SDL.dll is not included with simuwin-sdl-120-1-1.zip. I'm currently using the SDL.dll from simuwin-sdl-120-0-1.zip -- it's working fine so far.

Dwachs

SDL is a third-party library, there should be no differences by using SDL.dll from former releases.
Parsley, sage, rosemary, and maggikraut.

DrSuperGood

What are the benefits for Windows users to use SDL over GDI? As far as I can tell the performance is pretty close and all supported Windows installations should come with GDI.

Ters

I suspect that there might have been some difference back in the Windows 9x days. DirectDraw was created for a reason. Most of it's advantages were later merged back into GDI (GDI+ actually) in Windows XP. Perhaps there can still be some driver bugs from time to time that only manifest themselves when using GDI.

Dwachs

One of the two versions was not really capable of handling non-western character sets. Cant remember which one.
Parsley, sage, rosemary, and maggikraut.

TurfIt

I believe it was the SDL version that had trouble with some languages; Not sure if that's still the case. For the other languages, SDL is certainly a better choice - performs 5% faster at screen updates, and doesn't have the issues with music/sound volume that the Microsoft introduced to the GDI version with WinVista and later.

The missing .dll was pointed out three weeks ago in the 'new release?' thread. Along with posting a SDL2 OSX version which has yet to appear at sourceforge for general download...

Ters

Quote from: TurfIt on November 26, 2015, 06:18:33 PM
doesn't have the issues with music/sound volume that the Microsoft introduced to the GDI version with WinVista and later.

To be fair, Simutrans is using the multimedia APIs in ways I don't think they were meant to be. One of them was probably sort of deprecated already in Windows 95. Unfortunately, standard mingw doesn't have any of the newer APIs. And MIDI support in Windows is getting poorer and poorer. (The ability to specify default MIDI device is apparently gone.)

Isaac Eiland-Hall

Although it's a shame, I think MIDI support is probably going the way of Fax and dialup-modem support. :)


Ters

Quote from: TurfIt on November 27, 2015, 12:14:29 AM
[patch] FluidSynth

As long as Simutrans can use hardware MIDI if available. Or even an already configured software MIDI. I can't tell from just reading the post whether FluidSynth is built into Simutrans, or if Simutrans will just be able to use if available on the system.

Vladki

I dont know what the patch does, but simutrans can play on sw midi just fine.

Ters

Quote from: Vladki on November 27, 2015, 05:09:11 PM
I dont know what the patch does, but simutrans can play on sw midi just fine.

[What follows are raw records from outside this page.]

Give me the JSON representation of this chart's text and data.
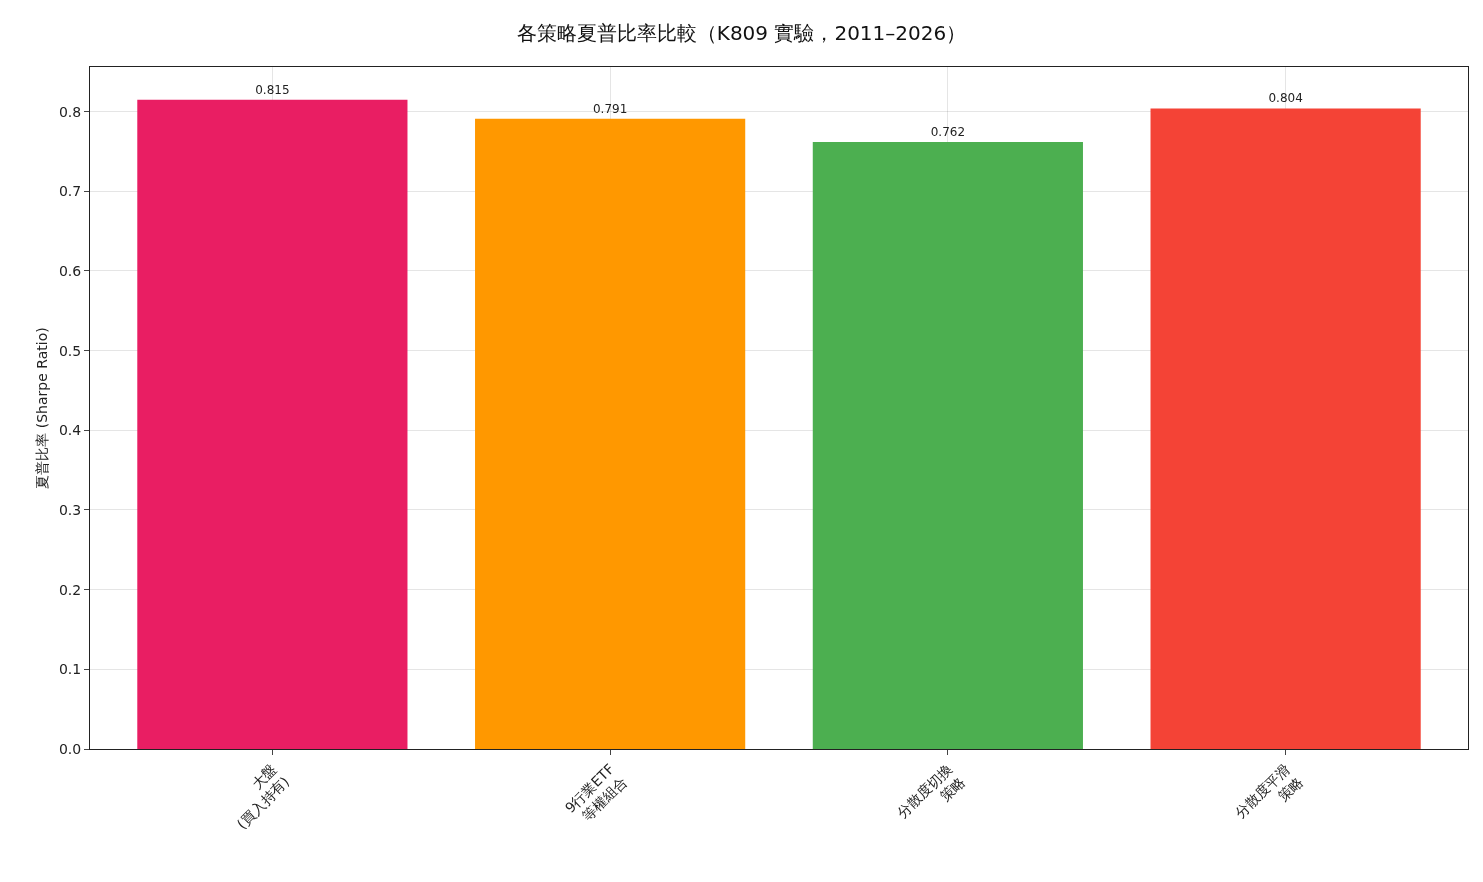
{
  "chart_data": {
    "type": "bar",
    "title": "各策略夏普比率比較（K809 實驗，2011–2026）",
    "ylabel": "夏普比率 (Sharpe Ratio)",
    "categories": [
      "大盤\n(買入持有)",
      "9行業ETF\n等權組合",
      "分散度切換\n策略",
      "分散度平滑\n策略"
    ],
    "values": [
      0.815,
      0.791,
      0.762,
      0.804
    ],
    "colors": [
      "#e91e63",
      "#ff9800",
      "#4caf50",
      "#f44336"
    ],
    "ylim": [
      0,
      0.856
    ],
    "yticks": [
      {
        "value": 0,
        "label": "0.0"
      },
      0.1,
      0.2,
      0.3,
      0.4,
      0.5,
      0.6,
      0.7,
      0.8
    ],
    "grid": true,
    "data_labels": true
  }
}
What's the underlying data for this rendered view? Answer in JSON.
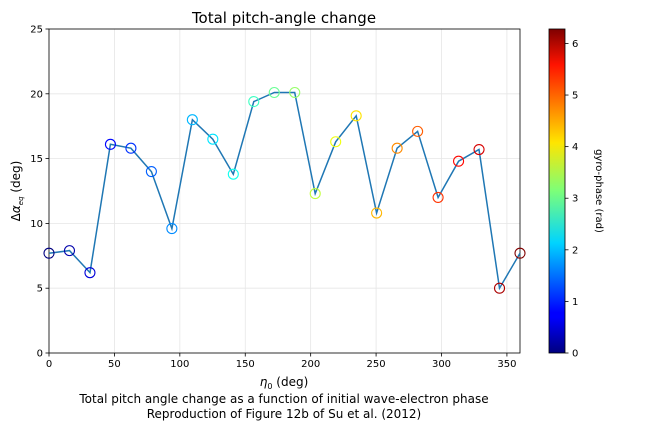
{
  "chart_data": {
    "type": "scatter",
    "title": "Total pitch-angle change",
    "xlabel": "η0 (deg)",
    "ylabel": "Δαeq (deg)",
    "xlim": [
      0,
      360
    ],
    "ylim": [
      0,
      25
    ],
    "xticks": [
      0,
      50,
      100,
      150,
      200,
      250,
      300,
      350
    ],
    "yticks": [
      0,
      5,
      10,
      15,
      20,
      25
    ],
    "grid": true,
    "line_color": "#1f77b4",
    "x": [
      0,
      15.65,
      31.3,
      46.96,
      62.61,
      78.26,
      93.91,
      109.57,
      125.22,
      140.87,
      156.52,
      172.17,
      187.83,
      203.48,
      219.13,
      234.78,
      250.43,
      266.09,
      281.74,
      297.39,
      313.04,
      328.7,
      344.35,
      360
    ],
    "y": [
      7.7,
      7.9,
      6.2,
      16.1,
      15.8,
      14.0,
      9.6,
      18.0,
      16.5,
      13.8,
      19.4,
      20.1,
      20.1,
      12.3,
      16.3,
      18.3,
      10.8,
      15.8,
      17.1,
      12.0,
      14.8,
      15.7,
      5.0,
      7.7
    ],
    "color_values": [
      0.0,
      0.27,
      0.55,
      0.82,
      1.09,
      1.37,
      1.64,
      1.91,
      2.19,
      2.46,
      2.73,
      3.01,
      3.28,
      3.55,
      3.83,
      4.1,
      4.37,
      4.64,
      4.92,
      5.19,
      5.46,
      5.74,
      6.01,
      6.28
    ],
    "colorbar": {
      "label": "gyro-phase (rad)",
      "range": [
        0,
        6.28
      ],
      "ticks": [
        0,
        1,
        2,
        3,
        4,
        5,
        6
      ],
      "colormap": "jet"
    },
    "caption_lines": [
      "Total pitch angle change as a function of initial wave-electron phase",
      "Reproduction of Figure 12b of Su et al. (2012)"
    ]
  }
}
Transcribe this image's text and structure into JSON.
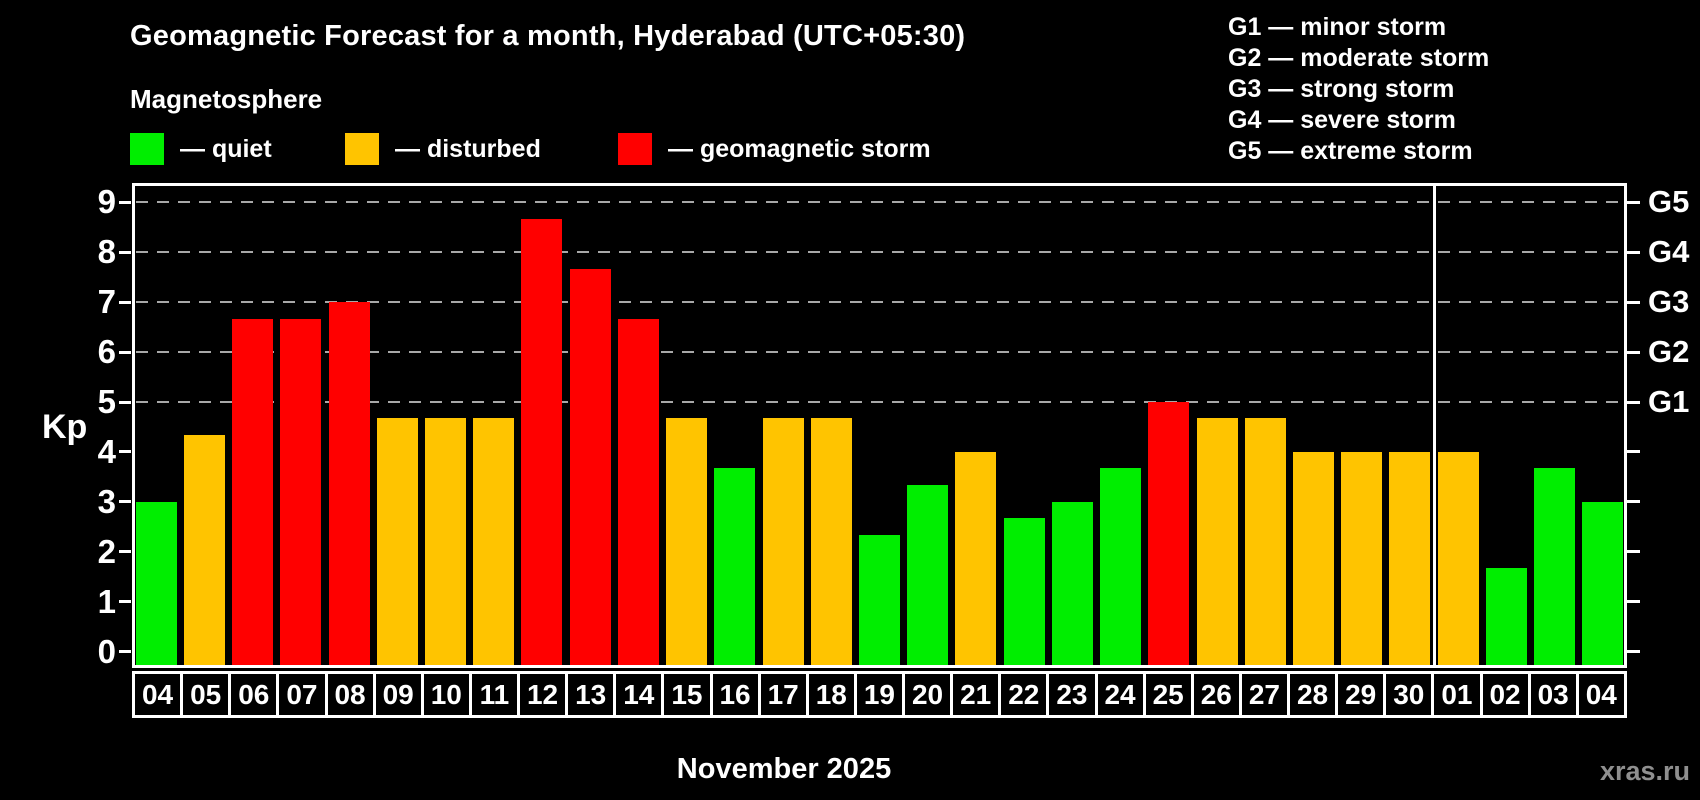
{
  "title": "Geomagnetic Forecast for a month, Hyderabad (UTC+05:30)",
  "subtitle": "Magnetosphere",
  "legend": {
    "quiet": {
      "label": "— quiet",
      "color": "#00ee00"
    },
    "disturbed": {
      "label": "— disturbed",
      "color": "#ffc400"
    },
    "storm": {
      "label": "— geomagnetic storm",
      "color": "#ff0000"
    }
  },
  "storm_scale_legend": [
    "G1 — minor storm",
    "G2 — moderate storm",
    "G3 — strong storm",
    "G4 — severe storm",
    "G5 — extreme storm"
  ],
  "y_axis": {
    "label": "Kp",
    "ticks": [
      0,
      1,
      2,
      3,
      4,
      5,
      6,
      7,
      8,
      9
    ],
    "right_axis_labels": [
      {
        "kp": 5,
        "text": "G1"
      },
      {
        "kp": 6,
        "text": "G2"
      },
      {
        "kp": 7,
        "text": "G3"
      },
      {
        "kp": 8,
        "text": "G4"
      },
      {
        "kp": 9,
        "text": "G5"
      }
    ]
  },
  "x_axis": {
    "month_label": "November 2025"
  },
  "watermark": "xras.ru",
  "chart_data": {
    "type": "bar",
    "title": "Geomagnetic Forecast for a month, Hyderabad (UTC+05:30)",
    "ylabel": "Kp",
    "ylim": [
      0,
      9.33
    ],
    "gridlines_at": [
      5,
      6,
      7,
      8,
      9
    ],
    "month_boundary_after_category_index": 26,
    "categories": [
      "04",
      "05",
      "06",
      "07",
      "08",
      "09",
      "10",
      "11",
      "12",
      "13",
      "14",
      "15",
      "16",
      "17",
      "18",
      "19",
      "20",
      "21",
      "22",
      "23",
      "24",
      "25",
      "26",
      "27",
      "28",
      "29",
      "30",
      "01",
      "02",
      "03",
      "04"
    ],
    "values": [
      3,
      4.33,
      6.67,
      6.67,
      7,
      4.67,
      4.67,
      4.67,
      8.67,
      7.67,
      6.67,
      4.67,
      3.67,
      4.67,
      4.67,
      2.33,
      3.33,
      4,
      2.67,
      3,
      3.67,
      5,
      4.67,
      4.67,
      4,
      4,
      4,
      4,
      1.67,
      3.67,
      3
    ],
    "levels": [
      "quiet",
      "disturbed",
      "storm",
      "storm",
      "storm",
      "disturbed",
      "disturbed",
      "disturbed",
      "storm",
      "storm",
      "storm",
      "disturbed",
      "quiet",
      "disturbed",
      "disturbed",
      "quiet",
      "quiet",
      "disturbed",
      "quiet",
      "quiet",
      "quiet",
      "storm",
      "disturbed",
      "disturbed",
      "disturbed",
      "disturbed",
      "disturbed",
      "disturbed",
      "quiet",
      "quiet",
      "quiet"
    ]
  }
}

Which software MIDI on which OS?

Vladki

Quote from: Ters on November 27, 2015, 06:57:49 PM
Which software MIDI on which OS?
Timidity on Linux. It used to work, but I play silently for quite a long time now, and in my compiled version from SVN sound does not work at all... I have to check with precompiled nightly or release version.

Ters

Quote from: Vladki on November 28, 2015, 09:47:54 PM
Timidity on Linux.

I don't think anything has changed on Linux in this regard. It's Windows that is now hardwired to Microsoft's software synthesizer. I don't know if it will rewire itself to a hardware synthesizer if available, but you can't use a different software synthesizer unless the program playing MIDIs explicitly ask for it, which I don't think the API Simutrans' native Windows MIDI uses supports. SDL might, perhaps.